We investigate circular current in both ordered and disordered Hubbard quantum rings threaded by magnetic flux, employing exact diagonalization and the Hartree-Fock mean-field approach within the tight-binding framework. The influence of on-site and extended Hubbard interactions, disorder, and electron filling on the persistent current is systematically analyzed. To construct the full many-body Hamiltonian, we introduce a linear table formalism, which, to our knowledge, has been rarely used in this context. In ordered rings, the current decreases monotonically with increasing on-site repulsion, while the impact of the extended interaction depends strongly on the filling factor. At low filling, stronger extended interaction suppresses the current, whereas near half-filling, it enhances the current up to a critical ratio, half of the on-site strength, before reducing it. Disorder significantly modifies these behaviors, notably enhancing the current at less than quarter-filling with increasing extended interaction. The localization properties of eigenstates, examined via the inverse participation ratio, further support the crucial roles of filling and the interplay between on-site and extended interactions in governing persistent current.

Figures (7)

• Figure 1: (Color online). Schematic diagram of a quantum ring threaded by a magnetic flux $\phi$, where the red spheres represent atomic sites in the ring.
• Figure 2: (Color online). Variations of the ground-state energy and the corresponding persistent current for an ordered ring with $N=10$. The first three columns present the ground-state energy for the cases $U=V=0$, $U=4,\,V=0$, and $U=4,\,V=2$, respectively, while the associated persistent currents are displayed in the last column. Beginning with $N_\uparrow = N_\downarrow = 1$ in the top row, the numbers of both $N_\uparrow$ and $N_\downarrow$ electrons are increased by one in each subsequent row until the half-filled configuration is reached in the bottom row.
• Figure 3: (Color online). Variations of the ground-state energy and persistent current with magnetic flux for a $10$-site disordered ring (random disorder) with disorder strength $W=1$. The left and right columns display the flux dependence of $E_g$ and PC, respectively. The top row corresponds to the half-filled configuration ($N_{\uparrow} = N_{\downarrow} = 5$), while the bottom row represents the less-than-quarter-filled case ($N_{\uparrow} = 2$, $N_{\downarrow} = 5$). In sub-figure (a), the black, blue, and red curves depict the variation of $E_g$ for $U=V=0$, $U=0.8,\,V=0$, and $U=0.8,\,V=0.4$, respectively. Sub-figure (b) shows the corresponding PC variations using the same color scheme. In sub-figure (c), the black curve represents $U=V=0$, while the blue and red curves correspond to $U=2,\,V=0$ and $U=2,\,V=1$, respectively. Sub-figure (d) presents the associated PC variations following the same color codes.

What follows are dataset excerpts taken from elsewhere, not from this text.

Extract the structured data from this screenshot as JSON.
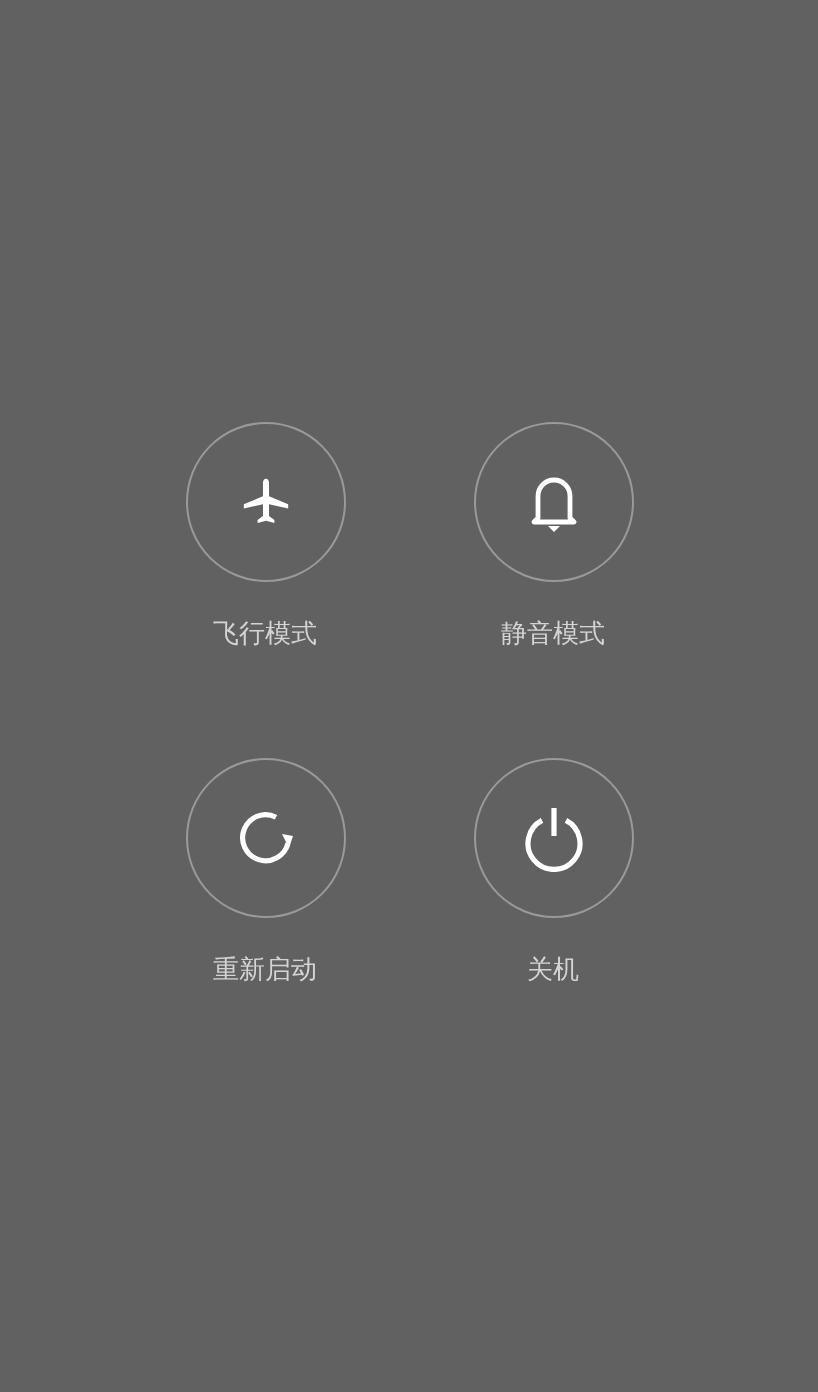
{
  "power_menu": {
    "items": [
      {
        "kind": "airplane",
        "label": "飞行模式"
      },
      {
        "kind": "bell",
        "label": "静音模式"
      },
      {
        "kind": "restart",
        "label": "重新启动"
      },
      {
        "kind": "power",
        "label": "关机"
      }
    ]
  }
}
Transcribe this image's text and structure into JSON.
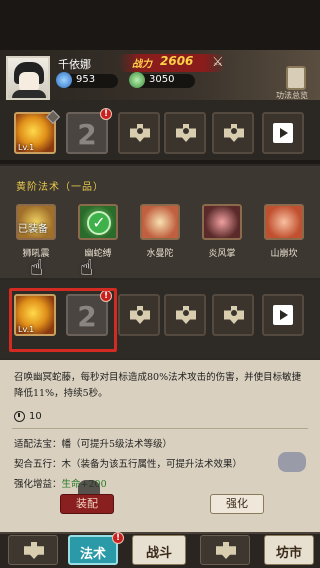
{
  "header": {
    "player_name": "千依娜",
    "power_label": "战力",
    "power_value": "2606",
    "resource_1": "953",
    "resource_2": "3050",
    "armory_label": "功法总览"
  },
  "top_row": {
    "skill_level": "Lv.1",
    "slot_2_number": "2"
  },
  "category": {
    "title": "黄阶法术（一品）",
    "equipped_tag": "已装备",
    "spells": [
      {
        "name": "狮吼震"
      },
      {
        "name": "幽蛇缚"
      },
      {
        "name": "水曼陀"
      },
      {
        "name": "炎风掌"
      },
      {
        "name": "山崩坎"
      }
    ]
  },
  "bottom_row": {
    "skill_level": "Lv.1",
    "slot_2_number": "2"
  },
  "detail": {
    "description": "召唤幽冥蛇藤，每秒对目标造成80%法术攻击的伤害，并使目标敏捷降低11%，持续5秒。",
    "cooldown": "10",
    "attributes": [
      {
        "label": "适配法宝：",
        "value": "幡（可提升5级法术等级）"
      },
      {
        "label": "契合五行：",
        "value": "木（装备为该五行属性，可提升法术效果）"
      },
      {
        "label": "强化增益：",
        "value": "生命+200"
      }
    ],
    "equip_button": "装配",
    "enhance_button": "强化"
  },
  "nav": {
    "spell": "法术",
    "battle": "战斗",
    "market": "坊市"
  },
  "colors": {
    "accent_red": "#d32a22",
    "gold_text": "#e8c84a",
    "nav_active": "#2b9aa8"
  }
}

• Figure 4: (Color online). Dependence of the persistent current with magnetic flux $\phi$ for a correlated disordered ring ($W=1$) of size $N=10$. In sub-figure (a), the black, red, and blue curves represent the PC for $U=V=0$, $U=0.75$ with $V=0$, and $U=0.75,\,V=0.375$, respectively, under the half-filled band condition. Sub-figure (b) displays the corresponding variations for $N_{\uparrow}=2$ and $N_{\downarrow}=1$, where the black curve denotes $U=V=0$, the red curve corresponds to $U=0.75,\,V=0$, and the blue curve represents the case $U=0.75,\,V=0.3$.

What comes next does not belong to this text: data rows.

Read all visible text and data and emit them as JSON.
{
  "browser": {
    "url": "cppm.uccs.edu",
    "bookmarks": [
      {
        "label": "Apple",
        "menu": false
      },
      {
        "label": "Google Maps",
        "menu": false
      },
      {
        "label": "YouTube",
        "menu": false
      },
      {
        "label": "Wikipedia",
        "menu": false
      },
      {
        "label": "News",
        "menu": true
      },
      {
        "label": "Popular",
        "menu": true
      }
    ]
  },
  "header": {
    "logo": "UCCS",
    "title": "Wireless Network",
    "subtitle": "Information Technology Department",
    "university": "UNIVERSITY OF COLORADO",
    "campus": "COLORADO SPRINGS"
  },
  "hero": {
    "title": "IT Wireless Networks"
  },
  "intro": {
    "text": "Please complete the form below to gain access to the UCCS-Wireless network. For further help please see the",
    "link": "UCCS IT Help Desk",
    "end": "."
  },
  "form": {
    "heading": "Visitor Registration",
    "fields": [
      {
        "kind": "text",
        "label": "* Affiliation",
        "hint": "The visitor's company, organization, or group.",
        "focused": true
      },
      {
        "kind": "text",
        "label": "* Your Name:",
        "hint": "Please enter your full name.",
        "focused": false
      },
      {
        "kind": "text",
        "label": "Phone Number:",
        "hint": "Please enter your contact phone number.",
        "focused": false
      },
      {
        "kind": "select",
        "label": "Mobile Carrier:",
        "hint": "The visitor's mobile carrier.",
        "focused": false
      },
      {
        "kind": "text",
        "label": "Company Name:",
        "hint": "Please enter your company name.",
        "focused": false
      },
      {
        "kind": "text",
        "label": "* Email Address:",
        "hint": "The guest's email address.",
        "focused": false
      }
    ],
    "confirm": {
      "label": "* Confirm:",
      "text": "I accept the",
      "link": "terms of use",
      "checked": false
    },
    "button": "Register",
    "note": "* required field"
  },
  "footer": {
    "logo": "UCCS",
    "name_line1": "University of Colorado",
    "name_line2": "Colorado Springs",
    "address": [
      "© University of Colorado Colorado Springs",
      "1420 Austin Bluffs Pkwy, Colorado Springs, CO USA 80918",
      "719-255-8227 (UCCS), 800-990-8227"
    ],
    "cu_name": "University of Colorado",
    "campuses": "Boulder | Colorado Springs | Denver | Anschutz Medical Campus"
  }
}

• Figure 5: (Color online). Current-flux characteristics for a quantum ring of size $N=40$ with random disorder of strength $W=1$. The top row corresponds to the half-filled case ($N_\uparrow = N_\downarrow = 20$), while the bottom row represents a less-than-quarter-filled configuration ($N_\uparrow = N_\downarrow = 7$). All other relevant parameters for each curve are indicated within the figure.